山づと。「づと」は、草かんむりに包むと書く。山から持ち帰ったおみやげ、というような意味らしい。

気付くともう10月も終わろうとしている。
結局9月は来られなかったので、久しぶりの寄り道だ。

最近、色々なことに追われてしまっていて、この日も正直、このお店で、じっくりとお菓子に向き合い、楽しむことができるだろうかという気持ちもあったが、思い切って、暖簾をくぐった。

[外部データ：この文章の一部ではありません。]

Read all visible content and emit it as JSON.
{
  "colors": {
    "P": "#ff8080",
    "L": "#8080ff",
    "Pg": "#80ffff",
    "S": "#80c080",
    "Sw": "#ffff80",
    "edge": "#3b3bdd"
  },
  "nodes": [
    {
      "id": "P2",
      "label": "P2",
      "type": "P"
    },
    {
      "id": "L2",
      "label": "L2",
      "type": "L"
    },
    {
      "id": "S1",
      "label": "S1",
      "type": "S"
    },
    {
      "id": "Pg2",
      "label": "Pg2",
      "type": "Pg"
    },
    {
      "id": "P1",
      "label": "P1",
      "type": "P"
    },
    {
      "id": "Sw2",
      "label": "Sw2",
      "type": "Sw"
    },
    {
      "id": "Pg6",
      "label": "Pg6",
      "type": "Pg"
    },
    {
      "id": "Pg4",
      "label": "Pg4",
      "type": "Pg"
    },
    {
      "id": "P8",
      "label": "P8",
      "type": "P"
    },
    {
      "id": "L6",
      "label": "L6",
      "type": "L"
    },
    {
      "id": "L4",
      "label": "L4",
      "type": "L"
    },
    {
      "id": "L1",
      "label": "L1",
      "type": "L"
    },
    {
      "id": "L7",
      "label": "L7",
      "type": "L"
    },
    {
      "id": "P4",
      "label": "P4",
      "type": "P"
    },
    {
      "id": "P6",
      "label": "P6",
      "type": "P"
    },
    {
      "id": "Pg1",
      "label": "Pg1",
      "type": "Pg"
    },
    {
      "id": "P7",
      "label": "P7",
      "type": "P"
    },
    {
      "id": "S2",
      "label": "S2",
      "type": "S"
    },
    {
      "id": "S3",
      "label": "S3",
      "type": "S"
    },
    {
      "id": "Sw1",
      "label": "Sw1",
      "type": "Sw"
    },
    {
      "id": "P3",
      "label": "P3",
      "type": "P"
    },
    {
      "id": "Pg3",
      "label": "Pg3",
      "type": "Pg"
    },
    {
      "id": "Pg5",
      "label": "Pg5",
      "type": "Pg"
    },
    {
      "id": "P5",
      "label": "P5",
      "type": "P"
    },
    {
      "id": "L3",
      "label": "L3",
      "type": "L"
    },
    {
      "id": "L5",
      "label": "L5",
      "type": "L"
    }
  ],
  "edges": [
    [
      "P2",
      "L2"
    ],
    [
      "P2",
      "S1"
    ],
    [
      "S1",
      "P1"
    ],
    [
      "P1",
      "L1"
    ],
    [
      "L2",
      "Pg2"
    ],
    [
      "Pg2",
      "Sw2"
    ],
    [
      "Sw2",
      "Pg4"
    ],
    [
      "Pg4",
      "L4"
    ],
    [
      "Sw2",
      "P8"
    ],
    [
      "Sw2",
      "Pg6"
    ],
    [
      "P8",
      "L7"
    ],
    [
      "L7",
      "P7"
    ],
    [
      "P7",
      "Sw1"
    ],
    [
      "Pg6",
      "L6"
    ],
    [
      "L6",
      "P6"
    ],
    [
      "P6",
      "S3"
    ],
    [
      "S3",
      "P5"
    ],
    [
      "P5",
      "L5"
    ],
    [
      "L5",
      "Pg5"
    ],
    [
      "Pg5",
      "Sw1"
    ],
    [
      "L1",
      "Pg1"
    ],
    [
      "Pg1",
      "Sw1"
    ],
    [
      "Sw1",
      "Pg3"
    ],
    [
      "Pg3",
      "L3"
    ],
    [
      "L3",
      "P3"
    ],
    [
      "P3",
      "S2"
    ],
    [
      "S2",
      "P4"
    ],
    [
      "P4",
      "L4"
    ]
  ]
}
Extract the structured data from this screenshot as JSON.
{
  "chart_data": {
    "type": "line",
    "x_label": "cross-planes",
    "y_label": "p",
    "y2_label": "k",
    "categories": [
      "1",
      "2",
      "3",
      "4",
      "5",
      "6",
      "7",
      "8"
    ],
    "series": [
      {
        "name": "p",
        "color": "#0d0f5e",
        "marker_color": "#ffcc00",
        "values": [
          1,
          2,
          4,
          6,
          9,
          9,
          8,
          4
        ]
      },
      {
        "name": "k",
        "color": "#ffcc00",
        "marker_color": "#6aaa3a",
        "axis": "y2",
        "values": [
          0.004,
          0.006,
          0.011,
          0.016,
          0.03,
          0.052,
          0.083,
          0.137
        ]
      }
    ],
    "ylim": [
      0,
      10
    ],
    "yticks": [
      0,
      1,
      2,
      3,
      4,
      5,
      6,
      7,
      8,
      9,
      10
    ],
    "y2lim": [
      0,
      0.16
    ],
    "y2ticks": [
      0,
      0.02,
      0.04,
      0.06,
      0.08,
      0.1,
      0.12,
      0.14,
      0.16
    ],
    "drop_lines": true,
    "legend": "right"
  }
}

暑くもなく、寒くもない。おだやかな、曇り空の秋の日。


おばあちゃんが運んできてくれたお菓子は、真っ白なまん丸いお饅頭だった。

じょうよまんじゅうというのか、ほんのりとやまと芋の香りがして、もっちりとした食感の皮の中に、栗のあんこが入っている。

栗あんは、ほろほろとして、栗本来の甘みと風味が感じられ、高級な栗きんとんのようだった。


ここ数年は遠ざかってしまっていたが、近隣の小さな山道をよく歩いていた時期があった。そういえば、今ごろの季節が、歩くにはいちばん楽しかったっけ。みずみずしいむかごの香り。山栗もたくさん落ちている場所があって、拾って帰ったり。なんだかすっかり忘れていた。山づと。お山からの、贈りもの。その、わくわくするような、喜ばしい気分。


そのお菓子は、素朴な味わいだったけれど、そのぶん、香りや風味が生きていて、それらが、私のなかの、忘れかけていた感情を、よびさましてくれたような気がした。